I've started to compile this webpage on Bank Holiday Monday, 25th May 2020, between sessions of sunlounging, reading, eating, drinking (ale) and listening to sounds which are normally obscured by, inter alia, traffic noise (hardly any today), ambulance sirens (no emergencies today?), reversing beepers from the Bellway Dickens Gate development (none at the moment) and the electronic machinery of Herr Obsessive Compulsive in the garden behind (just staccato bursts today). And what a delight - I could even hear the marvellous singing of a neighbour (from Highlands Close) who is a member of Chippenham Male Voice Choir - this reminded me of walking in quiet alleyways on Sunday afternoons in Italy when all that could be heard from apartment windows was lunch-time chatter and the clanking of pots in sinks. I write too soon - rather longer staccato bursts (from what sounds like the high-pitched whine of a surface planer) from Herr OCD bring this paragraph to a close. Now back to the walk ...
We continue at the northern end of Leafy Lane at the closed gates of The Sheiling (whose address is Pine Close rather than Leafy Lane), the former home of Peter (who was a fine athlete in his younger days) and Maureen Robinson who both passed on in 2018. A tragedy came their way thirty years earlier when son Paul, then aged 31, died following an accident. Strange that our paths never crossed in the 40-odd years of living at opposite ends of Leafy Lane. Anyway, a once vibrant family home is all closed up now.

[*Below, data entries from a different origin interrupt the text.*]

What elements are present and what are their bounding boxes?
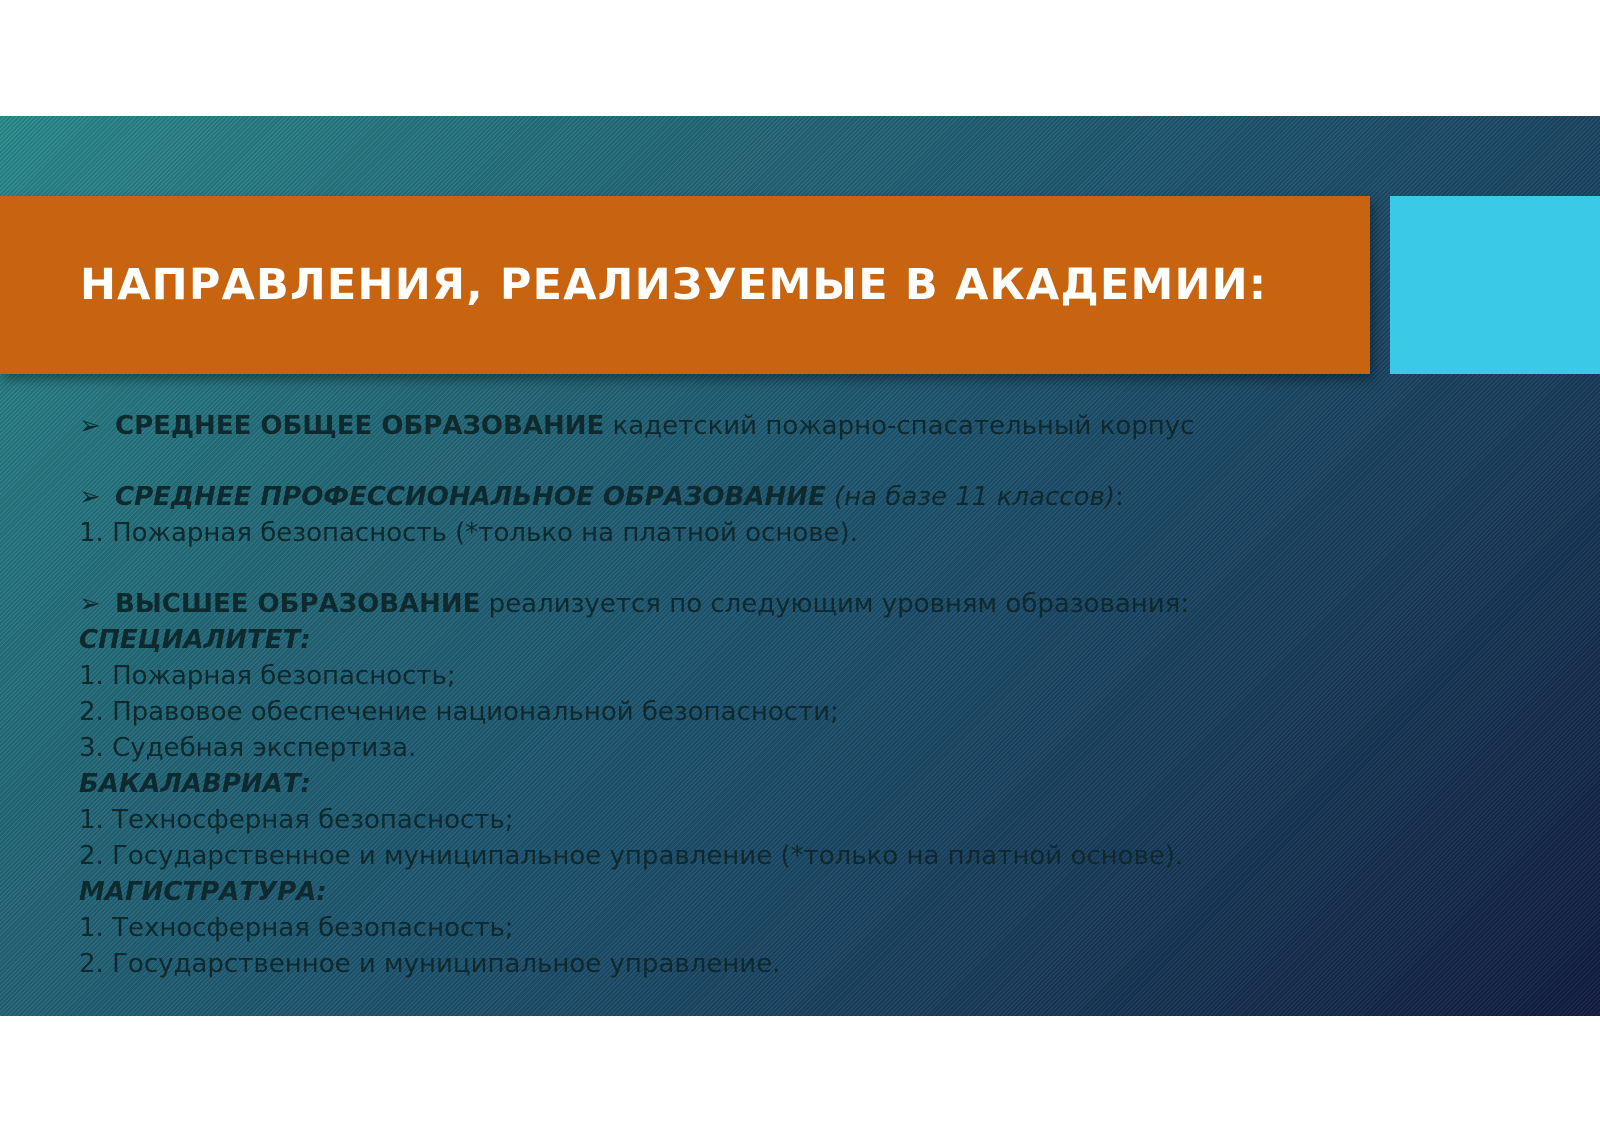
arrow-bullet-icon: ➢: [79, 589, 101, 619]
list-item: 3. Судебная экспертиза.: [79, 733, 417, 763]
arrow-bullet-icon: ➢: [79, 482, 101, 512]
section-heading: СРЕДНЕЕ ПРОФЕССИОНАЛЬНОЕ ОБРАЗОВАНИЕ: [115, 482, 826, 512]
list-item: 1. Пожарная безопасность (*только на платной основе).: [79, 518, 858, 548]
level-label-master: МАГИСТРАТУРА:: [79, 877, 327, 907]
section-text: кадетский пожарно-спасательный корпус: [604, 411, 1195, 441]
level-label-bachelor: БАКАЛАВРИАТ:: [79, 769, 311, 799]
section-heading: ВЫСШЕЕ ОБРАЗОВАНИЕ: [115, 589, 481, 619]
section-colon: :: [1114, 482, 1124, 512]
title-band: [0, 196, 1370, 374]
slide-title: НАПРАВЛЕНИЯ, РЕАЛИЗУЕМЫЕ В АКАДЕМИИ:: [80, 260, 1268, 310]
list-item: 1. Техносферная безопасность;: [79, 805, 514, 835]
section-secondary-general: [79, 408, 1559, 444]
section-heading: СРЕДНЕЕ ОБЩЕЕ ОБРАЗОВАНИЕ: [115, 411, 605, 441]
section-higher: [79, 586, 1559, 622]
list-item: 1. Пожарная безопасность;: [79, 661, 456, 691]
slide-content: [79, 408, 1559, 982]
accent-square: [1390, 196, 1600, 374]
section-secondary-professional: [79, 479, 1559, 515]
level-label-specialitet: СПЕЦИАЛИТЕТ:: [79, 625, 311, 655]
list-item: 2. Государственное и муниципальное управление (*только на платной основе).: [79, 841, 1184, 871]
list-item: 2. Правовое обеспечение национальной безопасности;: [79, 697, 839, 727]
slide: [0, 116, 1600, 1016]
arrow-bullet-icon: ➢: [79, 411, 101, 441]
list-item: 2. Государственное и муниципальное управление.: [79, 949, 781, 979]
section-text: реализуется по следующим уровням образования:: [480, 589, 1190, 619]
list-item: 1. Техносферная безопасность;: [79, 913, 514, 943]
section-note: (на базе 11 классов): [825, 482, 1115, 512]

Now another gallery, this one of Rudloe Green and its trees. The GreenSquare organisation proposes (one of two options anyway) to build on the Green which has been an integral part of the life of the Estate for generations. 'Soil investigations' will be undertaken on Thursday, 28th May 2020, to determine (I would suppose) the suitability of the Green for building. This proposition is, of course, outrageous not only because of the Green's history but because of Wiltshire Council's designation of the Green as 'public open space' and the assertion by 104 local people in 2018 that the Green has been and is an important part of their lives and the lives of their children.

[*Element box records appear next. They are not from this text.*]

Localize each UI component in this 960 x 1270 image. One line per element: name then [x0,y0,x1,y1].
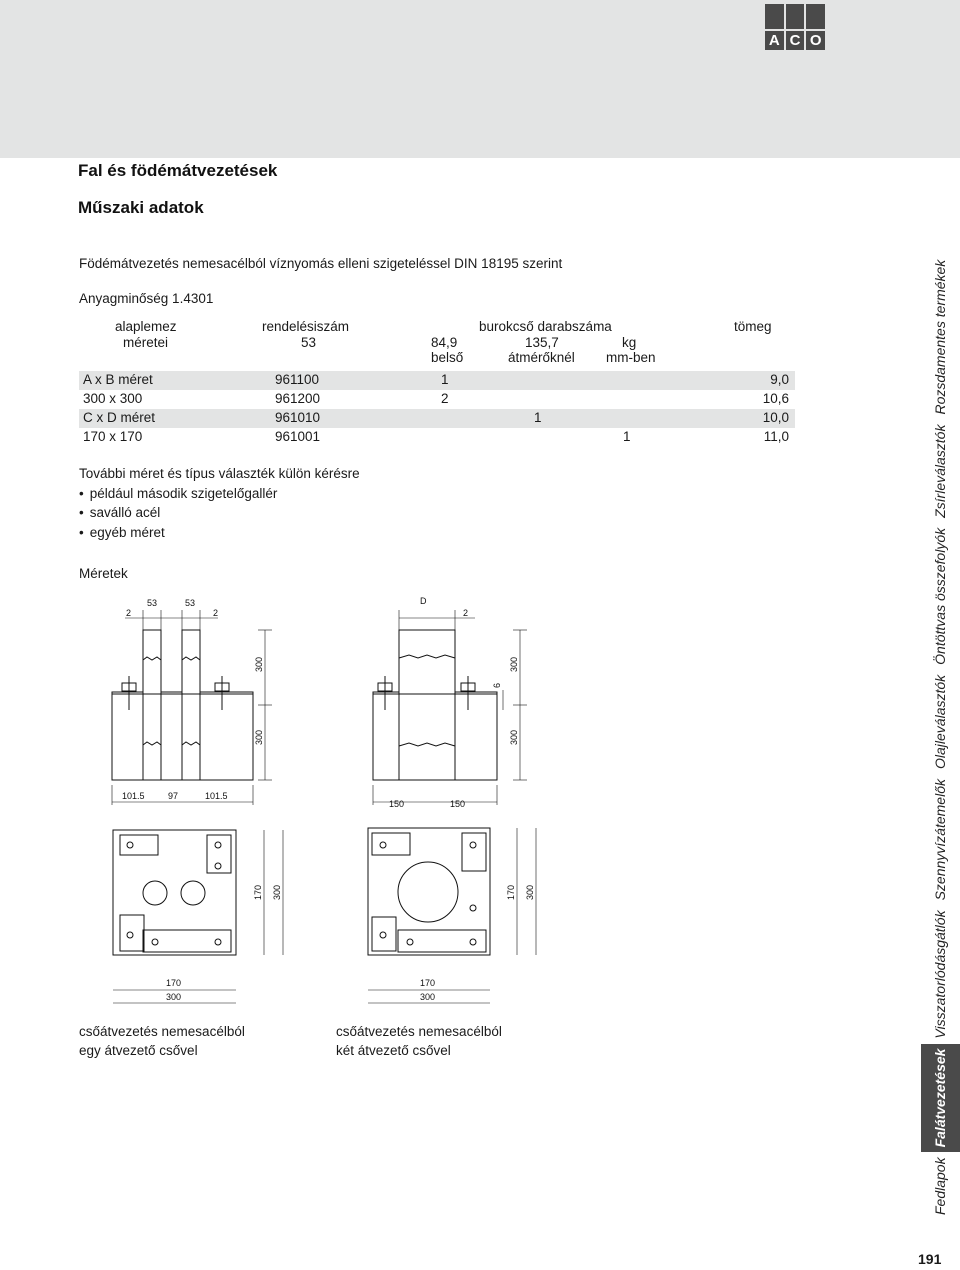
caption-right [336,1022,502,1060]
product-description: Födémátvezetés nemesacélból víznyomás elleni szigeteléssel DIN 18195 szerint [79,256,563,271]
d1-label-300-top: 300 [254,656,264,672]
caption-left-line2: egy átvezető csővel [79,1043,198,1058]
list-item: • például második szigetelőgallér [79,484,360,504]
d2-label-170: 170 [420,978,436,988]
caption-right-line1: csőátvezetés nemesacélból [336,1024,502,1039]
header-order-2: 53 [301,335,317,350]
d1-pipe-left [143,630,161,780]
cell-count: 2 [441,391,449,406]
cell-size: A x B méret [83,372,153,387]
d1-label-b1: 101.5 [122,791,145,801]
d1-label-53b: 53 [185,598,196,608]
d1-pipe-right [182,630,200,780]
notes-intro: További méret és típus választék külön kérésre [79,466,360,481]
d1-label-53a: 53 [147,598,158,608]
caption-left [79,1022,245,1060]
d2-label-300: 300 [420,992,436,1002]
cell-size: 300 x 300 [83,391,143,406]
tab-ontottvas[interactable]: Öntöttvas összefolyók [932,527,948,665]
header-d1: 84,9 [431,335,458,350]
cell-order: 961001 [275,429,321,444]
tab-falatvezetesek[interactable]: Falátvezetések [921,1044,960,1153]
d2-pipe [399,630,455,780]
d2-label-6: 6 [492,682,502,688]
header-plate-2: méretei [123,335,169,350]
list-item: • egyéb méret [79,523,360,543]
header-weight: tömeg [734,319,772,334]
cell-weight: 10,6 [762,391,789,406]
d1-plate-plan [113,830,236,955]
header-mm: mm-ben [606,350,656,365]
d2-label-v300: 300 [525,884,535,900]
tab-visszatorlodasgatlok[interactable]: Visszatorlódásgátlók [932,910,948,1039]
d2-label-b1: 150 [389,799,405,809]
tab-olajlevalasztok[interactable]: Olajleválasztók [932,674,948,769]
page-title: Fal és födémátvezetések [78,161,278,180]
d2-pipe-hole [398,862,458,922]
d1-label-300: 300 [166,992,182,1002]
d1-pipe-hole-right [181,881,205,905]
d1-label-left-2: 2 [126,608,132,618]
header-order: rendelésiszám [262,319,350,334]
header-unit: kg [622,335,637,350]
tab-zsirlevalasztok[interactable]: Zsírleválasztók [932,424,948,518]
d1-label-v170: 170 [253,884,263,900]
cell-size: 170 x 170 [83,429,143,444]
d1-label-v300: 300 [272,884,282,900]
logo-letter-a: A [765,31,784,50]
material-info: Anyagminőség 1.4301 [79,291,214,306]
cell-order: 961200 [275,391,321,406]
cell-weight: 11,0 [763,429,789,444]
cell-count: 1 [534,410,542,425]
d1-label-b2: 97 [168,791,179,801]
side-navigation [921,158,960,1220]
d2-label-b2: 150 [450,799,466,809]
cell-weight: 9,0 [770,372,789,387]
d1-label-300-bot: 300 [254,729,264,745]
header-inner: belső [431,350,464,365]
d1-label-170: 170 [166,978,182,988]
d2-label-300-top: 300 [509,656,519,672]
tab-szennyvizatemelok[interactable]: Szennyvízátemelők [932,779,948,901]
page-number: 191 [918,1251,942,1267]
tab-fedlapok[interactable]: Fedlapok [932,1157,948,1215]
cell-size: C x D méret [83,410,156,425]
header-d2: 135,7 [525,335,559,350]
cell-order: 961010 [275,410,321,425]
d1-label-right-2: 2 [213,608,219,618]
d1-pipe-hole-left [143,881,167,905]
logo-letter-o: O [806,31,825,50]
list-item: • saválló acél [79,503,360,523]
tab-rozsdamentes[interactable]: Rozsdamentes termékek [932,259,948,415]
header-pipes: burokcső darabszáma [479,319,612,334]
cell-count: 1 [441,372,449,387]
cell-count: 1 [623,429,631,444]
d1-label-b3: 101.5 [205,791,228,801]
d2-label-right-2: 2 [463,608,469,618]
cell-order: 961100 [275,372,320,387]
d2-label-v170: 170 [506,884,516,900]
logo-letter-c: C [786,31,805,50]
dimensions-title: Méretek [79,566,128,581]
d2-label-300-bot: 300 [509,729,519,745]
header-diameter: átmérőknél [508,350,575,365]
d2-label-d: D [420,596,427,606]
header-plate: alaplemez [115,319,177,334]
caption-left-line1: csőátvezetés nemesacélból [79,1024,245,1039]
section-title: Műszaki adatok [78,198,204,217]
caption-right-line2: két átvezető csővel [336,1043,451,1058]
cell-weight: 10,0 [762,410,789,425]
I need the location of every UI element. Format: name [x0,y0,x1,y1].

If you click on the map to expand it you may (may!) see that the stream which comes from our lake (to the left, or west, of the railway cutting) heads towards Corsham, crosses the railway (in an aqueduct) then disappears below ground (into a culvert). It then reappears in the area of the Great Western (pub) and somehow manages to cross the railway again to get to the Batters. But there is no aqueduct here - I need a guided tour from an expert.